The first milestone of the Hy4 project was supposed to be regionally deployable air taxis for individual passengers. But since the first flight of an aircraft with a fuel cell in 2008, Kallo and his partners from the research and industry sectors have made massive advances in the pioneering propulsion technology. “Now in its sixth generation, the system incorporates redundancy concepts for the hydrogen tank, fuel cell, power distribution and the electric propulsion system. This increased efficiency and improved safety architecture will make hydrogen-powered aircraft for up to 40 passengers and with ranges of 2,000 kilometres possible in the next 10 years,” explains Professor Kallo, director of the institute in Ulm.
The electric motor and the energy distribution unit of the Hy4 were developed, tested under laboratory conditions and put into operation at the Institute of Energy Conversion and Storage at Ulm University. The electric motor has an output of 120 kilowatts, enabling a maximum speed of 200 kilometres per hour. Most of the basic fuel cell research and the interconnection of the components took place at the German Aerospace Center. H2FLY GmbH, in turn, is responsible for the overall system architecture comprising the hydrogen tank, fuel cell and electric drive. H2FLY is also responsible for the safe integration and operation in the aircraft.

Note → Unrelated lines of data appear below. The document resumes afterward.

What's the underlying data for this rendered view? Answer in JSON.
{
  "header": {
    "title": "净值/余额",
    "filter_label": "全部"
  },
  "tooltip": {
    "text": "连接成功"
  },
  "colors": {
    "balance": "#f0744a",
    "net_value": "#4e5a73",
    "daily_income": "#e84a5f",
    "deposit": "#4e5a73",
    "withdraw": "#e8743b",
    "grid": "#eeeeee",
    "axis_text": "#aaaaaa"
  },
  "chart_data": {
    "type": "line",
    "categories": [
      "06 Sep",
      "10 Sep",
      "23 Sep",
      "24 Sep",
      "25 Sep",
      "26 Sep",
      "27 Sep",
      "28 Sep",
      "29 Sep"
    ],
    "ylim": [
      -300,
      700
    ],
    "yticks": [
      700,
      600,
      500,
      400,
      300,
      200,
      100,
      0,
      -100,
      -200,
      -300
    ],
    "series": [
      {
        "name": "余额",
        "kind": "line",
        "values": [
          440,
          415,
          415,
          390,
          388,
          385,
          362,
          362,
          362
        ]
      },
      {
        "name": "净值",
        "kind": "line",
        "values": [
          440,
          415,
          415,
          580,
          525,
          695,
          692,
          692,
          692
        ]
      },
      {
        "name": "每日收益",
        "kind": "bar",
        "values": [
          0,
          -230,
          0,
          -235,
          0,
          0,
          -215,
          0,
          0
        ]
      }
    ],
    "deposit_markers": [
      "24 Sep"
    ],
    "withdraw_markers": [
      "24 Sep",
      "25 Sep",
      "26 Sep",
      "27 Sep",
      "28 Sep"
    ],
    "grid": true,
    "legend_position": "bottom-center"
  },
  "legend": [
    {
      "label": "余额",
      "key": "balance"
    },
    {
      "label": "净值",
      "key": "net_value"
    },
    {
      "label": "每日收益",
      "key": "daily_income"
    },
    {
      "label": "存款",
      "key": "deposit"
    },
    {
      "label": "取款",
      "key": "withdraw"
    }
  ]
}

“With Germany’s only cluster of excellence in the field of battery research and strong partners in the city of science, Ulm University has become a leading international centre for energy research. The eco-friendly Hy4 aircraft combines battery and fuel cell technology, making it an excellent application example for innovative drive concepts and the mobility of tomorrow,” emphasised Professor Michael Weber, President of Ulm University.
The partners in the collaboration firmly believe in the future of hydrogen propulsion in aviation, and this belief has now been confirmed with the permit-to-fly. Emission-free, efficient and simultaneously low-noise flying in the passenger sector is now within reach. As supporters from the very beginning, representatives of Stuttgart Airport are also pleased about this development: “The emission-free aviation of the future is making considerable progress with this project. For the sake of the climate, we must continue to vigorously pursue technology development in aviation and its launch on the market,” stated Walter Schoefer, spokesperson for the management of Flughafen Stuttgart GmbH. Future tests in Stuttgart will focus on the interaction and coupling of new, even more powerful drive components by May.

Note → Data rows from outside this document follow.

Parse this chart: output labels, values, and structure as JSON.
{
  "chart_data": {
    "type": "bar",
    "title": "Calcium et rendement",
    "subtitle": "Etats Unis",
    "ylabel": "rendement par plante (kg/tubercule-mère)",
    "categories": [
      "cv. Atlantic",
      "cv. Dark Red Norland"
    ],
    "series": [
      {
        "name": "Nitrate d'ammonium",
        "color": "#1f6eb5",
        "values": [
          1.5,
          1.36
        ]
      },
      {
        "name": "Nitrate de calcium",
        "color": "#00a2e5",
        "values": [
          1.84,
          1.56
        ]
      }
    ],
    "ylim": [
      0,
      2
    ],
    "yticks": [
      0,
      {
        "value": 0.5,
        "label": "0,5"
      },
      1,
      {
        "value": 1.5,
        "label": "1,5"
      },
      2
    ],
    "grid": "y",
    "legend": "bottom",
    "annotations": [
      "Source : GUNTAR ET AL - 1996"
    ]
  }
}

The partners in the Hy4 project
Ulm University, the German Aerospace Center, H2FLY and Diehl Aerospace (data communication and control hardware) are pooling their expertise in the Hy4 project. At the international level, they are supported by Pipistrel (aircraft hardware) and the research institutions Politecnica di Milano, TU Delft, University of Maribor and Cummins Canada. Sponsors include the National Organization for Hydrogen and Fuel Cell Technology (NOW GmbH), the German Federal Ministry for Economic Affairs and Energy, and the German Federal Ministry of Transport and Digital Infrastructure. Additional funding is provided by the German Aerospace Center, Stuttgart Airport and the European Commission, as well as funding from the industry sector.